Today, Diggy Kat and Miss Mouse from Radio Buzzd' gave the world the No Exit listening party which started around 4:30 my time to which they played every song off the new record. From Into The Now to The End, all 14 songs got their moment in the sun.
I am very honored that they showed the TE love.
Most of the songs sounded quite good except that One More Time, the vocals didn't come through as well as the version that was on the first mix. I'm not sure how I'm going to remedy that, unless I just put out the first version as a stand alone single. The first single is Cannery Row.
Hearing The End on the radio still manages to get me hypnotized through out the 9 and half minutes of that song. Later in the broadcast they did play a live version of the Doors classic. It was fun to do in the studio and a challenge as well but it's not high on my play list to do live.
Next month I will return to add lyrics from past albums, with an eye on the 30th anniversary of So Much For That, the album that ended the echophonic years and began the long winding road that is Route 66 then, The Townedgers now. I may just group the lyrics to that album in halves and make it play out like a LP record, namely side 1/side 2, you get the picture.
Since it's been five years ago, I should do a revisit of Pawnshops For Olivia as well. Diggy Kat made a observation that the 3 albums that I did in the late 00's were part of a trilogy of sorts. I've never really looked at it that way. A Long Time Forgotten was done acoustic and very quickly since the last couple efforts got shelved The Highway Home was trying for something that we did with success on Drive In Blues or Diamonds In The Skies. Pawnshops For Olivia is more stand alone I think, the only similarity would be that it's mostly acoustic like Long Time Forgotten but it's a dark and sad album, on the second side and certainly on the songs So Alone or Somewhere Down The Line. Beyond The Sun, our version of Love Will Tear Us Apart or the final goodbye.

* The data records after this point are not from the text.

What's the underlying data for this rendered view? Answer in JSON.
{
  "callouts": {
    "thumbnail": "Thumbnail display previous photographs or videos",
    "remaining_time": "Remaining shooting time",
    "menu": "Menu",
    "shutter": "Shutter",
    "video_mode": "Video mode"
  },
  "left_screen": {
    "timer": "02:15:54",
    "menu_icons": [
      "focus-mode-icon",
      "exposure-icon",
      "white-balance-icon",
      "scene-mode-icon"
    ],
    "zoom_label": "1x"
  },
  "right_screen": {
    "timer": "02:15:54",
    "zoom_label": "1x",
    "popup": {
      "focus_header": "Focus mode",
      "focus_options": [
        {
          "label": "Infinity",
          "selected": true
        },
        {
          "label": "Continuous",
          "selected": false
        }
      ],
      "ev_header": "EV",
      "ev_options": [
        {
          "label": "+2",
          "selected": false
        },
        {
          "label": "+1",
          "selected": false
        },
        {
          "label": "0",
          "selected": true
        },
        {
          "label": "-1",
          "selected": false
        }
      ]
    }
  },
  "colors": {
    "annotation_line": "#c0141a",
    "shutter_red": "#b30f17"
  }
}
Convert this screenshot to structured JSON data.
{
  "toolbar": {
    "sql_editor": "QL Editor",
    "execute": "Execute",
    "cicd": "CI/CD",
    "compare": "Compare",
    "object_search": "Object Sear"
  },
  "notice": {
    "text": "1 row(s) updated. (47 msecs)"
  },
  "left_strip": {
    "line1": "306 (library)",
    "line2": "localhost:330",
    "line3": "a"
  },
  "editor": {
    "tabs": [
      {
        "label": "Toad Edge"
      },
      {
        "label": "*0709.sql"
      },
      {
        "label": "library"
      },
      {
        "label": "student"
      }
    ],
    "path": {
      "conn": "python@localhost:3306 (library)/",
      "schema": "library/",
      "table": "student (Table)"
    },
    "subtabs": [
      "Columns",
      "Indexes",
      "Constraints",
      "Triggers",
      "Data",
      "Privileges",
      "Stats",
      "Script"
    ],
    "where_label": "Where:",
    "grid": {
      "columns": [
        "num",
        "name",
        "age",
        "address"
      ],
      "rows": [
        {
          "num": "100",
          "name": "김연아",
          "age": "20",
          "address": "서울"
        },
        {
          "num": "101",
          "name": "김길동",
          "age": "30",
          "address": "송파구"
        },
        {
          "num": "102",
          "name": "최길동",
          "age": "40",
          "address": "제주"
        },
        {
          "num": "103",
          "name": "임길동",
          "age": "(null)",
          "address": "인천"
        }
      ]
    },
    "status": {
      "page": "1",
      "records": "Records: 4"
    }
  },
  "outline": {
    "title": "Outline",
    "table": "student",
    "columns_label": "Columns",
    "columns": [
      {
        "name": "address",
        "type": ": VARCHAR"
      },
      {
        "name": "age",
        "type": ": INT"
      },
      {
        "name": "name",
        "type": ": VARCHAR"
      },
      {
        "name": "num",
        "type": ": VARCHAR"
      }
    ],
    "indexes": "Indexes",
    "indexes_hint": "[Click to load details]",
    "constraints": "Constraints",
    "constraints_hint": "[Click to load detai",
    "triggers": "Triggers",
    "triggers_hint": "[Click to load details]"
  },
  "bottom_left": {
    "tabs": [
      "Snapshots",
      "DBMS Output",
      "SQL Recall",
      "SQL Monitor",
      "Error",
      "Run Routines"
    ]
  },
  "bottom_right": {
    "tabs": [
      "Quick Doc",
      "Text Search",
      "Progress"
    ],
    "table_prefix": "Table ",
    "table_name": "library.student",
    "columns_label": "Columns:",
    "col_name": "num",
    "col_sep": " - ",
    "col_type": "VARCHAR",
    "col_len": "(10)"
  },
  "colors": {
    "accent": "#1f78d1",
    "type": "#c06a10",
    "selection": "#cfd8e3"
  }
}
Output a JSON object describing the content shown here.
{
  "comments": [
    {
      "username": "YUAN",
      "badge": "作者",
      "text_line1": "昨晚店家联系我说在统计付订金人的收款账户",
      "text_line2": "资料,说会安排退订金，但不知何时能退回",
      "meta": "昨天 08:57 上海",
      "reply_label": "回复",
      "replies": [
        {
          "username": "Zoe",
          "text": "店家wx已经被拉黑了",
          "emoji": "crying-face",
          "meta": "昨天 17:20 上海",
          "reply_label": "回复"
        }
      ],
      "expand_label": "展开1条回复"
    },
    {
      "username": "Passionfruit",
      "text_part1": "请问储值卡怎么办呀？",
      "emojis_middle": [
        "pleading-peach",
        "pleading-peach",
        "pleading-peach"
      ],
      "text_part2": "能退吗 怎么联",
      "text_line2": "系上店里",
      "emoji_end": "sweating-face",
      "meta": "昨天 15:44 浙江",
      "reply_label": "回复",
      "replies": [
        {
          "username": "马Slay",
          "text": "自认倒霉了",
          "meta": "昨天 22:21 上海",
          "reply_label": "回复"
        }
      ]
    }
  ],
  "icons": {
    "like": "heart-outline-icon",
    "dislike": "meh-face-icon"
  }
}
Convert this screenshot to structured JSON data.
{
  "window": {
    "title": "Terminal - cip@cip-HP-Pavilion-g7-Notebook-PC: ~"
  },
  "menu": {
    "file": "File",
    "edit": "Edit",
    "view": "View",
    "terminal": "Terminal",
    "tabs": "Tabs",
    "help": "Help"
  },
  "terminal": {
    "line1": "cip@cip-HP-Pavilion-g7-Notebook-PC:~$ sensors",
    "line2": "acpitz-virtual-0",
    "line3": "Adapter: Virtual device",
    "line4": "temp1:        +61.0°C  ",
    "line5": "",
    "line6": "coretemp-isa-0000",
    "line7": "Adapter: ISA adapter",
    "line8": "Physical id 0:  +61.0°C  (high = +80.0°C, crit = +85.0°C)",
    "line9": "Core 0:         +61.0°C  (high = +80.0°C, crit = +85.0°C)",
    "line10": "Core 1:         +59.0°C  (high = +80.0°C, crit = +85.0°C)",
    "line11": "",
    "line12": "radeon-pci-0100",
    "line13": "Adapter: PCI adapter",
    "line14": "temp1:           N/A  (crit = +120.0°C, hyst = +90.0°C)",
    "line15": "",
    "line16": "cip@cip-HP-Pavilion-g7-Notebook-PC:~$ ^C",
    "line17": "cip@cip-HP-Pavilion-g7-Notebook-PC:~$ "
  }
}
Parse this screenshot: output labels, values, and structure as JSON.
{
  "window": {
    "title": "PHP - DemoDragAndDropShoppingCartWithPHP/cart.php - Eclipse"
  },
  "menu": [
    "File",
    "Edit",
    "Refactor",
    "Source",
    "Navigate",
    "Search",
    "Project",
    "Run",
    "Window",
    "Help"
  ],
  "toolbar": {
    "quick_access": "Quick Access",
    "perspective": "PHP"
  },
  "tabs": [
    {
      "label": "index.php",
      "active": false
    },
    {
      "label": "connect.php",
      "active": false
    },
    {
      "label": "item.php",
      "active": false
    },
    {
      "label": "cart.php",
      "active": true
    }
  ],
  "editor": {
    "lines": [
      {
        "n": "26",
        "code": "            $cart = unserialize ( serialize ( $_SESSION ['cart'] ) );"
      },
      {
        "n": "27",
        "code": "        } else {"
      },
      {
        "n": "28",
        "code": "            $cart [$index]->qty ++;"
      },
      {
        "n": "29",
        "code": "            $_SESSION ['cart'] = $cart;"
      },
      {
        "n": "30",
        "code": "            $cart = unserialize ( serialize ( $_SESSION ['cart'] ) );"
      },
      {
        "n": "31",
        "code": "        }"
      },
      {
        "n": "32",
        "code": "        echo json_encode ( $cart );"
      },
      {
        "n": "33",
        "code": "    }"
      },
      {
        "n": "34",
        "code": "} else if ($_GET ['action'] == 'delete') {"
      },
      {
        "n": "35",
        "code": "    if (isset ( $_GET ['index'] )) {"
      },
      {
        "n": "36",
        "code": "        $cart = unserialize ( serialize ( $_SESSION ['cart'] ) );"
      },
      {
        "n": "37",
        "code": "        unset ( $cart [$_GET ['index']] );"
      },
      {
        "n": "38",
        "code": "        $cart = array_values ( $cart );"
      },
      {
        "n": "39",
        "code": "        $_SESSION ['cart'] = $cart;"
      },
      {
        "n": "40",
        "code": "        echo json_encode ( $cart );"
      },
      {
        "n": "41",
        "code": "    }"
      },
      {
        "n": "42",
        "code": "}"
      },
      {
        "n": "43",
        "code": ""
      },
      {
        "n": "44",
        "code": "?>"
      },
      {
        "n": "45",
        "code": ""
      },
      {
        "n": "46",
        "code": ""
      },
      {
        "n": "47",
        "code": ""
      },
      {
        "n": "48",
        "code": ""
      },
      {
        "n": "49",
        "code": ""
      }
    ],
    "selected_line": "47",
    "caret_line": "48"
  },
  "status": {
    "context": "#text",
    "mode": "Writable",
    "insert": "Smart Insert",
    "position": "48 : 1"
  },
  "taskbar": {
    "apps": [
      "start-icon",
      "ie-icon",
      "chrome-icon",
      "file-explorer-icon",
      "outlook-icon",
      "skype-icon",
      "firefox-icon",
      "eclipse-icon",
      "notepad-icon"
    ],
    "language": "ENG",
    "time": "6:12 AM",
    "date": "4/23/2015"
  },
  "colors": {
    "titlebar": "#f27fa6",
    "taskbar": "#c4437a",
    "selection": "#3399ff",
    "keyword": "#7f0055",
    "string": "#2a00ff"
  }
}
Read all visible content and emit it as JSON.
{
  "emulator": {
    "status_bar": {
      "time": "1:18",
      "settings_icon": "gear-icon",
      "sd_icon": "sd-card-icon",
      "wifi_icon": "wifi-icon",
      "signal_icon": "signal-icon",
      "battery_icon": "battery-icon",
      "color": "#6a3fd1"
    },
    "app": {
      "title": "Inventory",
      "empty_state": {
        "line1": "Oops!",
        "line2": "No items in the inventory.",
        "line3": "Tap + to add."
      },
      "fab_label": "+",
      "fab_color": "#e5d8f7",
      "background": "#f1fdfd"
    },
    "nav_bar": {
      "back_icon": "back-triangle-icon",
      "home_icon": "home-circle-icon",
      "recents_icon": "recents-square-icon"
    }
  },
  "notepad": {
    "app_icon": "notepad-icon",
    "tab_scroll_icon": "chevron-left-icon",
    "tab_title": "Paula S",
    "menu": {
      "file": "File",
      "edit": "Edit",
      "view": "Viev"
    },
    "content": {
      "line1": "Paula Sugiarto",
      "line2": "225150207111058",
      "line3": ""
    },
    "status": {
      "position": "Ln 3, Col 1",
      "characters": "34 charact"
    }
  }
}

No Exit was different than the albums of the late 00s, since the songs were thought up on the spot along with the melodies, something that I used to do a lot back in the early 80s. To revisit Stone City and actually make it a song rather than an afterthought that appeared on a thrown together outtakes album, that version was fun but it was there to fill out tape space, this version is more harder rocking. It's too early to talk about a new album, but the logical guess would be the next would be more of a return back to acoustic sounds of Pawnshops or Long Time Forgotten.
As always there's always in the back of our minds that any album I do might be the last one, life is like that, you never know when the last album will be the last album until they bury you. But I'm sure I'll return back to the studio for a batch of new songs or remakes or whatever sounds good and we'll go from there.